I've saved a couple recipes. Gabrielle Hamilton from Prune likes to serve her sorrel soup hot over some diced cooked potatoes rather than puréeing the potatoes along with the sorrel. I think I'd like to try that texture in a sorrel soup and I'd like to try it hot too. But because it's summer, I'm sticking with this recipe which calls for chilling and you can serve it in paper soup cups if you want. 

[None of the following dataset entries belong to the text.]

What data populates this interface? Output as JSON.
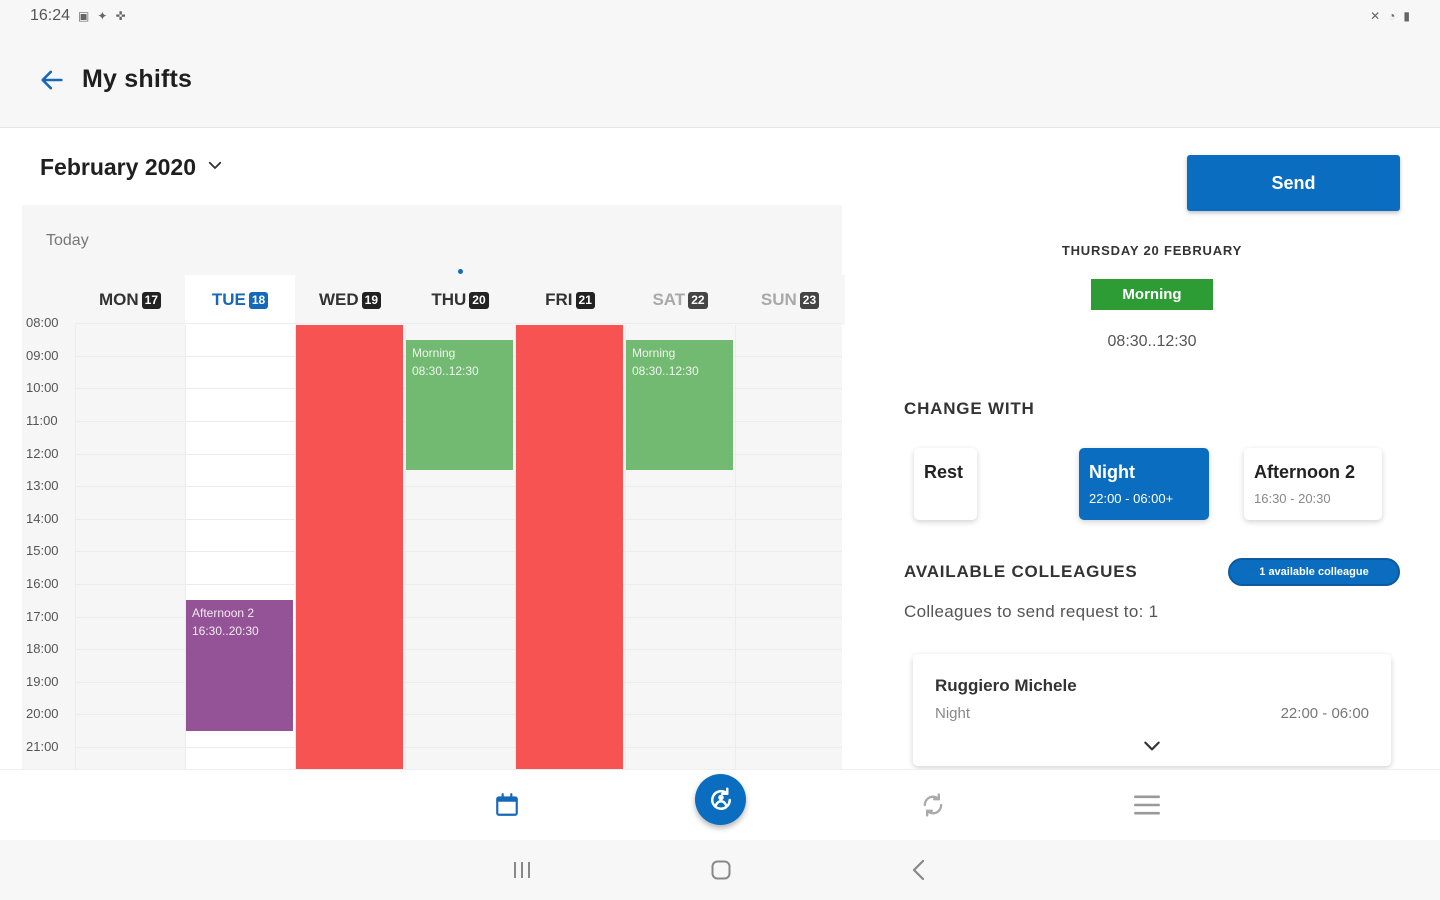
{
  "status_bar": {
    "time": "16:24",
    "left_icons": [
      "image-icon",
      "twitter-icon",
      "app-icon"
    ],
    "right_icons": [
      "mute-icon",
      "wifi-icon",
      "battery-icon"
    ]
  },
  "header": {
    "title": "My shifts"
  },
  "calendar": {
    "month": "February 2020",
    "today_label": "Today",
    "days": [
      {
        "name": "MON",
        "num": "17",
        "state": "normal"
      },
      {
        "name": "TUE",
        "num": "18",
        "state": "today"
      },
      {
        "name": "WED",
        "num": "19",
        "state": "normal"
      },
      {
        "name": "THU",
        "num": "20",
        "state": "selected"
      },
      {
        "name": "FRI",
        "num": "21",
        "state": "normal"
      },
      {
        "name": "SAT",
        "num": "22",
        "state": "weekend"
      },
      {
        "name": "SUN",
        "num": "23",
        "state": "weekend"
      }
    ],
    "time_labels": [
      "08:00",
      "09:00",
      "10:00",
      "11:00",
      "12:00",
      "13:00",
      "14:00",
      "15:00",
      "16:00",
      "17:00",
      "18:00",
      "19:00",
      "20:00",
      "21:00"
    ],
    "events": [
      {
        "day": 3,
        "title": "Morning",
        "time": "08:30..12:30",
        "color": "#72b972"
      },
      {
        "day": 5,
        "title": "Morning",
        "time": "08:30..12:30",
        "color": "#72b972"
      },
      {
        "day": 1,
        "title": "Afternoon 2",
        "time": "16:30..20:30",
        "color": "#955397"
      },
      {
        "day": 2,
        "title": "",
        "time": "",
        "color": "#f75353"
      },
      {
        "day": 4,
        "title": "",
        "time": "",
        "color": "#f75353"
      }
    ]
  },
  "panel": {
    "send_label": "Send",
    "selected_date": "THURSDAY 20 FEBRUARY",
    "selected_shift": "Morning",
    "selected_shift_color": "#2d9c34",
    "selected_time": "08:30..12:30",
    "change_with_title": "CHANGE WITH",
    "options": [
      {
        "name": "Rest",
        "time": "",
        "selected": false
      },
      {
        "name": "Night",
        "time": "22:00 - 06:00+",
        "selected": true
      },
      {
        "name": "Afternoon 2",
        "time": "16:30 - 20:30",
        "selected": false
      }
    ],
    "colleagues_title": "AVAILABLE COLLEAGUES",
    "available_badge": "1 available colleague",
    "colleagues_sub": "Colleagues to send request to: 1",
    "colleague": {
      "name": "Ruggiero Michele",
      "shift": "Night",
      "time": "22:00 - 06:00"
    }
  },
  "colors": {
    "accent": "#0a6dbf",
    "rest_red": "#f75353",
    "morning_green": "#72b972",
    "afternoon_purple": "#955397"
  },
  "bottom_nav": [
    "calendar-icon",
    "swap-request-icon",
    "refresh-icon",
    "menu-icon"
  ],
  "system_nav": [
    "recents-icon",
    "home-icon",
    "back-icon"
  ]
}
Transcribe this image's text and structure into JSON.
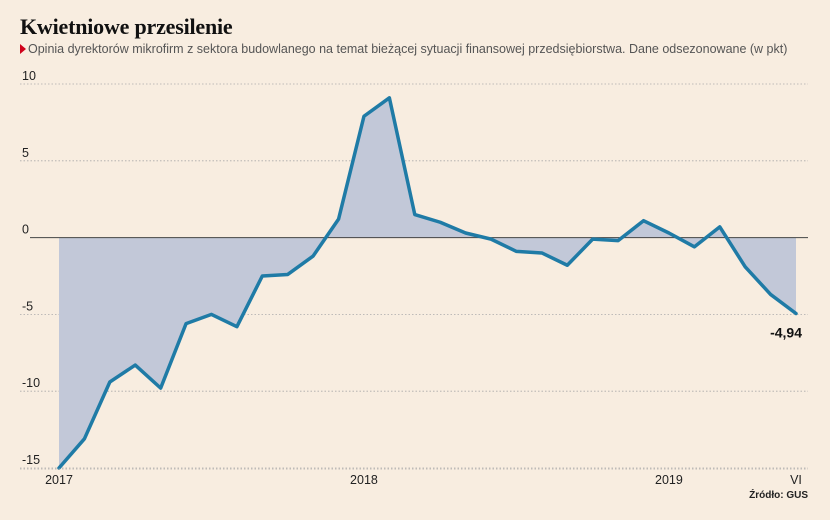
{
  "title": "Kwietniowe przesilenie",
  "subtitle": "Opinia dyrektorów mikrofirm z sektora budowlanego na temat bieżącej sytuacji finansowej przedsiębiorstwa. Dane odsezonowane (w pkt)",
  "source": "Źródło: GUS",
  "colors": {
    "line": "#1f7ba6",
    "area": "#c2c8d8",
    "zero_line": "#444444",
    "grid": "#aaaaaa",
    "marker": "#d0021b"
  },
  "chart_data": {
    "type": "area",
    "title": "Kwietniowe przesilenie",
    "xlabel": "",
    "ylabel": "",
    "ylim": [
      -15,
      10
    ],
    "yticks": [
      "10",
      "5",
      "0",
      "-5",
      "-10",
      "-15"
    ],
    "grid": true,
    "x_tick_labels": [
      {
        "index": 0,
        "label": "2017"
      },
      {
        "index": 12,
        "label": "2018"
      },
      {
        "index": 24,
        "label": "2019"
      },
      {
        "index": 29,
        "label": "VI"
      }
    ],
    "x": [
      "2017-01",
      "2017-02",
      "2017-03",
      "2017-04",
      "2017-05",
      "2017-06",
      "2017-07",
      "2017-08",
      "2017-09",
      "2017-10",
      "2017-11",
      "2017-12",
      "2018-01",
      "2018-02",
      "2018-03",
      "2018-04",
      "2018-05",
      "2018-06",
      "2018-07",
      "2018-08",
      "2018-09",
      "2018-10",
      "2018-11",
      "2018-12",
      "2019-01",
      "2019-02",
      "2019-03",
      "2019-04",
      "2019-05",
      "2019-06"
    ],
    "series": [
      {
        "values": [
          -15.0,
          -13.1,
          -9.4,
          -8.3,
          -9.8,
          -5.6,
          -5.0,
          -5.8,
          -2.5,
          -2.4,
          -1.2,
          1.2,
          7.9,
          9.1,
          1.5,
          1.0,
          0.3,
          -0.1,
          -0.9,
          -1.0,
          -1.8,
          -0.1,
          -0.2,
          1.1,
          0.3,
          -0.6,
          0.7,
          -1.9,
          -3.7,
          -4.94
        ]
      }
    ],
    "annotations": [
      {
        "index": 29,
        "label": "-4,94"
      }
    ]
  }
}
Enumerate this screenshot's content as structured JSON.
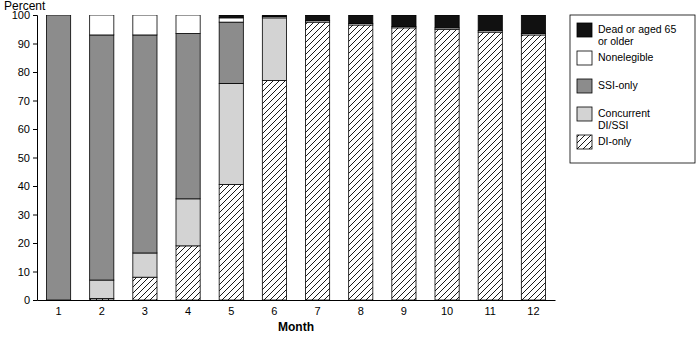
{
  "chart_data": {
    "type": "bar",
    "stacked": true,
    "y_label": "Percent",
    "x_label": "Month",
    "categories": [
      "1",
      "2",
      "3",
      "4",
      "5",
      "6",
      "7",
      "8",
      "9",
      "10",
      "11",
      "12"
    ],
    "ylim": [
      0,
      100
    ],
    "yticks": [
      0,
      10,
      20,
      30,
      40,
      50,
      60,
      70,
      80,
      90,
      100
    ],
    "grid": false,
    "legend": "right",
    "series": [
      {
        "name": "DI-only",
        "color": "#ffffff",
        "line_style": "hatch",
        "values": [
          0,
          0.5,
          8,
          19,
          40.5,
          77,
          97.5,
          96.5,
          95.5,
          95,
          94,
          93
        ]
      },
      {
        "name": "Concurrent DI/SSI",
        "color": "#d3d3d3",
        "values": [
          0,
          6.5,
          8.5,
          16.5,
          35.5,
          22,
          0,
          0,
          0,
          0,
          0,
          0
        ]
      },
      {
        "name": "SSI-only",
        "color": "#8c8c8c",
        "values": [
          100,
          86,
          76.5,
          58,
          21.5,
          0,
          0,
          0,
          0,
          0,
          0,
          0
        ]
      },
      {
        "name": "Nonelegible",
        "color": "#ffffff",
        "values": [
          0,
          7,
          7,
          6.5,
          1.5,
          0.5,
          0.5,
          0.5,
          0.5,
          0.5,
          0.5,
          0.5
        ]
      },
      {
        "name": "Dead or aged 65 or older",
        "color": "#111111",
        "values": [
          0,
          0,
          0,
          0,
          1,
          0.5,
          2,
          3,
          4,
          4.5,
          5.5,
          6.5
        ]
      }
    ]
  }
}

Cold Sorrel, Leek and Potato Soup

Adapted from HERE
.



Ingredients:
1 tablespoon unsalted butter 
1 medium leek (white and light-green parts only), thinly sliced (about 1 cup) 
Kosher salt 
2 small Yukon Gold potatoes, peeled and cut into small dice (about 2 cups) 
4 cups low-salt chicken broth 
4 oz. sorrel leaves, ribs removed; more for garnish 
1/2 cup heavy cream  
Freshly ground black pepper

Method:

Melt the butter in a 4-quart pot over medium-low heat. Add the leek and a pinch of salt and cook until tender but not brown, 5 to 7 minutes. Stir in the potatoes and then add 4 cups of chicken stock and 1 tsp. salt. Bring to a boil, cover partially, reduce the heat to maintain a simmer, and cook until the potatoes are tender, about 12 minutes. Add the sorrel and cook until wilted, 1 to 2 minutes. Remove from the heat and let cool slightly.

Purée the soup in a blender until smooth. Pour the soup into a medium bowl, cover, and refrigerate until completely chilled, about 4 hours. Whisk the cream into the soup and season to taste with salt and pepper. Serve garnished with thinly sliced sorrel leaves and even a dollop of yogurt or sour cream. Makes about 4 cups.